Dalam pemahaman tentang hierarki- hierarki wujud, semakin dekat pada sumber cahaya, maka intensitas cahaya suatu tingkatan wujud akan lebih banyak. Semakin jauh dari sumber cahaya maka akan lebih sedikit intensitas cahaya yang diterimanya. Yakni wujud yang lebih dekat kepada Tuhan sebagai sumber cahaya akan lebih banyak menerima pancaran dari-Nya, sementara wujud yang jauh dari-Nya semakin lemah intensitas cahayanya. Dan dengan demikian makin rendah tingkatan dalam hierarki keberadaannya.
Proses iluminasi Suhrawardi dimulai dari Nur al-Anwar yang merupakan sumber dari segala cahaya yang ada. Ia Maha Sempurna, Mandiri, Esa, sehingga tidak ada satupun yang menyerupai-Nya, Ia adalah Allah. Dalam pemaparan teori penciptaan, Suhrawardî sepakat dengan pandangan kaum Peripatetik yang meyakini bahwa Zat manunggal hanya memancarkan pada satu bentuk yang tunggal. Nur al-Anwar yang ditegaskan sebelumnya sebagai sumber penciptaan hanya memancarkan cahayaNya pada satu cahaya murni, yang juga memiliki sifat kesamaan dengan Nur al-Anwar. Pemancaran cahaya ini diakibatkan oleh aktivitas Nur al-Anwar yang senantiasa memancarkan cahaya dari substansinya. Dan sebenarnya mata rantai dari aktivitas Nur al-Anwar inilah, yang dalam pemikiran kelompok Iluminasioner mendasari perannya (Nur al-Anwar) sebagai pencipta alam semesta.
Sebagai hasil pemancaran cahaya substansinya terjadilah satu pelimpahan atau emanasi pada Cahaya Murni pertama dan dibarengi dengan satu materi alam abadi (yang disebut dengan Huyuli) yang menjadi materi dasar pembentuk alam semesta. Cahaya Murni pertama ini, seperti Nur al-Anwar, dicirikan oleh aktivitasnya yang serupa, yaitu menerima pancaran cahaya Nur al-Anwar dan memancarkan Cahaya-Nya kembali dari substansinya. Tapi walaupun demikiran keduanya tetap memiliki perbedaan fundamental, baik dalam zat ataupun strata fungsionalnya.

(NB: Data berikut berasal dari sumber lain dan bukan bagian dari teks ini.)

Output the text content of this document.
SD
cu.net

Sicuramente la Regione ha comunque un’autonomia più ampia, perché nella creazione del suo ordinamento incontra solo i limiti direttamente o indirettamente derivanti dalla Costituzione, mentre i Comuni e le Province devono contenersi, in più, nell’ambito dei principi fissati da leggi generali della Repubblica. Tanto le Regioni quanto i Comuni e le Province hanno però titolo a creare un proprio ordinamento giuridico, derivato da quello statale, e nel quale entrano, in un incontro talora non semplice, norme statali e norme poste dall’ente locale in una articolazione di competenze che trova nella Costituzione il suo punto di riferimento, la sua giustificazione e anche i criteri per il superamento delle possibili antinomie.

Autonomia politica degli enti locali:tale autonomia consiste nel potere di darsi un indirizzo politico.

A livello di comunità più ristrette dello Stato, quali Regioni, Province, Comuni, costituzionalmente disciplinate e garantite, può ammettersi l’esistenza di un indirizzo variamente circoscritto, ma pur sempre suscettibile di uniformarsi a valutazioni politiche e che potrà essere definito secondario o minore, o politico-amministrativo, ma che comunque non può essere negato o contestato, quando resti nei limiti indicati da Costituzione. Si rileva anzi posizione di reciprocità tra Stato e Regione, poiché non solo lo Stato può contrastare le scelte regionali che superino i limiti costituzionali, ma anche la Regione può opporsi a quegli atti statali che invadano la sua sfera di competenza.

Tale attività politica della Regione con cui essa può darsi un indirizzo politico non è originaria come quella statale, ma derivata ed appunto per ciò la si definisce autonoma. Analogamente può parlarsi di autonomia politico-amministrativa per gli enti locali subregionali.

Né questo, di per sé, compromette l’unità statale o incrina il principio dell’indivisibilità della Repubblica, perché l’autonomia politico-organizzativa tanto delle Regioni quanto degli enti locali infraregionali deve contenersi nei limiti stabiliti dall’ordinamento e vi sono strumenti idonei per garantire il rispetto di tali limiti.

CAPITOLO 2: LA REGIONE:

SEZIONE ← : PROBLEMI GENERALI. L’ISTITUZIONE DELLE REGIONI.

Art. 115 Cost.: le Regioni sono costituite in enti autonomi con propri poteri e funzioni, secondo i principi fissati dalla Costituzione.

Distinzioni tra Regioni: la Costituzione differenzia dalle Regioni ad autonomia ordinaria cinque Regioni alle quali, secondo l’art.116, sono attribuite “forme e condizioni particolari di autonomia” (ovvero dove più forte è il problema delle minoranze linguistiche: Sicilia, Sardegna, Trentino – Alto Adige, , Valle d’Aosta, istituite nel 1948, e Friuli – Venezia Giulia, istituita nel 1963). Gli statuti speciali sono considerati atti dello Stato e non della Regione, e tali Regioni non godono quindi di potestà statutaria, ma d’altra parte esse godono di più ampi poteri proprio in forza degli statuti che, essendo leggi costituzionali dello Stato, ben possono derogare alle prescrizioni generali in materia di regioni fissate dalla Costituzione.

Suhrawardi menjelaskan dalam satu contoh sederhana yang mengambarkan proses pemancaran Nur al-Anwar pada Cahaya Murni pertama. Nur al-Anwar digambarkan sebagai Matahari sedangkan Cahaya Murni-pertama adalah cermin, pancaran sinar matahari yang tak beraturan dalam sebuah cermin, yang dengannya terpantul sebuah cahaya yang berbeda dari cahaya sebelumnya. Keduanya sama-sama memancarkan cahaya, tetapi cahaya yang dipancarkan cermin tidaklah sama dengan cahaya Matahari, karena cermin hanyalah perantara yang menerima cahaya yang besar dan memantulkan cahaya sesuai kemampuanny.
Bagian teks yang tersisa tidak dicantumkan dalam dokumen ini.